Basically, it comes down to this: Child prodigies are fine, but I could do without all the violins. If you have ever been alone at night in Penn Station, barefoot, with only a sword cane and a half empty bottle of brandy, and suddenly, swiftly, with ninja-like stealth, a group of child prodigies surround you with violin cases, you will know what I mean.

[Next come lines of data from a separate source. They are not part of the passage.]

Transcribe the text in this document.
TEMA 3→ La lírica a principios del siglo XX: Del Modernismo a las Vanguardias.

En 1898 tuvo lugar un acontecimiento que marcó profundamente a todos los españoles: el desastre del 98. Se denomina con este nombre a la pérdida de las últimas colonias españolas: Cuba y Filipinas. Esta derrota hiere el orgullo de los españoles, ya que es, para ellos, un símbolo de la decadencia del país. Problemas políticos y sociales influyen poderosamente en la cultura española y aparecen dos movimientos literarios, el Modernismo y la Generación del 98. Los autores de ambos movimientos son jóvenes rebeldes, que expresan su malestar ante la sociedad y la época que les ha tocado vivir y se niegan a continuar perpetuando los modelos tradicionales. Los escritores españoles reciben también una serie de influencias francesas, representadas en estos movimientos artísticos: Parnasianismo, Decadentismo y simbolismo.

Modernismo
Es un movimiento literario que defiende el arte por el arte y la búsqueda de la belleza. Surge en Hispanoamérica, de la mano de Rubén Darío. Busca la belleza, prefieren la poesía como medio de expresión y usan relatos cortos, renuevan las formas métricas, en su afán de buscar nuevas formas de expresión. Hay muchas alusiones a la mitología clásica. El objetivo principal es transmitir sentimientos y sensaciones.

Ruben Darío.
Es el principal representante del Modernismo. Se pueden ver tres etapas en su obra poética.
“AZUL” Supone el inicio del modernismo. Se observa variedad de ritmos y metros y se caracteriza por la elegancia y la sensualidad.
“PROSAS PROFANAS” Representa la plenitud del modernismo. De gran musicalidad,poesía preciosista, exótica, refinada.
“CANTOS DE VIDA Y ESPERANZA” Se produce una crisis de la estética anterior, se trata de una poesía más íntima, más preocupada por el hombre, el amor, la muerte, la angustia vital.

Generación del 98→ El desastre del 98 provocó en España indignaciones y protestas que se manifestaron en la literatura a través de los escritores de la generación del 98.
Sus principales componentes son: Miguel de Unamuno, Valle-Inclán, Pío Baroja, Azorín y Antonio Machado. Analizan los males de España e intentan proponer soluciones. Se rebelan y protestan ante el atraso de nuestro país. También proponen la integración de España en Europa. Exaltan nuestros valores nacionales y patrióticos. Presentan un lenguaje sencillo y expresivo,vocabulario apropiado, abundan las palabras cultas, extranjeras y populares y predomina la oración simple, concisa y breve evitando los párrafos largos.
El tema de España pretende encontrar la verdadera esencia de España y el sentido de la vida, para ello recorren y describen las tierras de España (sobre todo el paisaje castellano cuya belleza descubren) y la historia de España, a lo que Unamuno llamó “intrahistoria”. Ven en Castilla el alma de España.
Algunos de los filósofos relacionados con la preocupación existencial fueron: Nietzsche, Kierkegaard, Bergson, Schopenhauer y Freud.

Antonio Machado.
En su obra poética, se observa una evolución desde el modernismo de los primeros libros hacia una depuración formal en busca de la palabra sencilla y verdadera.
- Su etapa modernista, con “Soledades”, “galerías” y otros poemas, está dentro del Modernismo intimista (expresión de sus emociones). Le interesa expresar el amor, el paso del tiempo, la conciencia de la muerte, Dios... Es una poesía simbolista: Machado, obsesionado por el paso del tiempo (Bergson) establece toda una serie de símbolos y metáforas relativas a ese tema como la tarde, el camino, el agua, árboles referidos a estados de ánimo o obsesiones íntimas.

This is from Chapter 47, “Some Children Cannot Walk”:

I have learned that many children who are only four months old have difficulty walking. This makes it nearly impossible to send them on even the simplest errands. For example, I recently asked Hodgmina to go to the pharmacy and get daddy’s special medicine. She replied by jerking her hands around a lot and then farting. I explained that it was OK, the pharmacist knows daddy very well, and if the pharmacist is in the back sleeping on his little army cot again, just go behind the counter and take whatever you need. Then she started to cry. I never could bear a woman’s tears. So I said: fine. I instead wrote a note to the pharmacist, pinned it to Hodgmina’s Gap brand cowboy shirt, and handed her to a passing vagrant who I hoped knew the way.

This is the entirety of Chapter 82, “Dress Up Time!”:

It is hard to find fishing waders or a suit of armor that will fit a four month human child.

Luckily, children love hand-me-downs. You can give them all the clothing that you don’t wear anymore, like my Gap brand cowboy shirt. Although the fact in this case that I rarely wore my Gap brand cowboy shirt, and I had often found myself wondering why I ever bought it. But now it is hers, like so many of my old shirts and hats and safety goggles and cufflinks. Hodgmina loves the cufflinks, especially after I taught her how handy it is to put two or three in your mouth and run around the living room.

But it’s not just clothes. You can also give children other things you don’t have use for anymore, such as your stovetop smoker, most of your belts, as well as whatever residual knowledge you may have of American history, and your optimism. I used to believe, for example, that you had to spend money to make money. This is obviously not true. But now, Hodgmina believes it. And it is charming.

Hodgmina was just discussing that the other day. I was quite moved, and I looked in her eyes as they rolled about in her head and said: Hodgmina, for the sake of our planet’s future, I hope you never lose your childlike idealism. But at the same time, I hope it does not get in my way.

I hope you will buy my book when I finish it. That is all.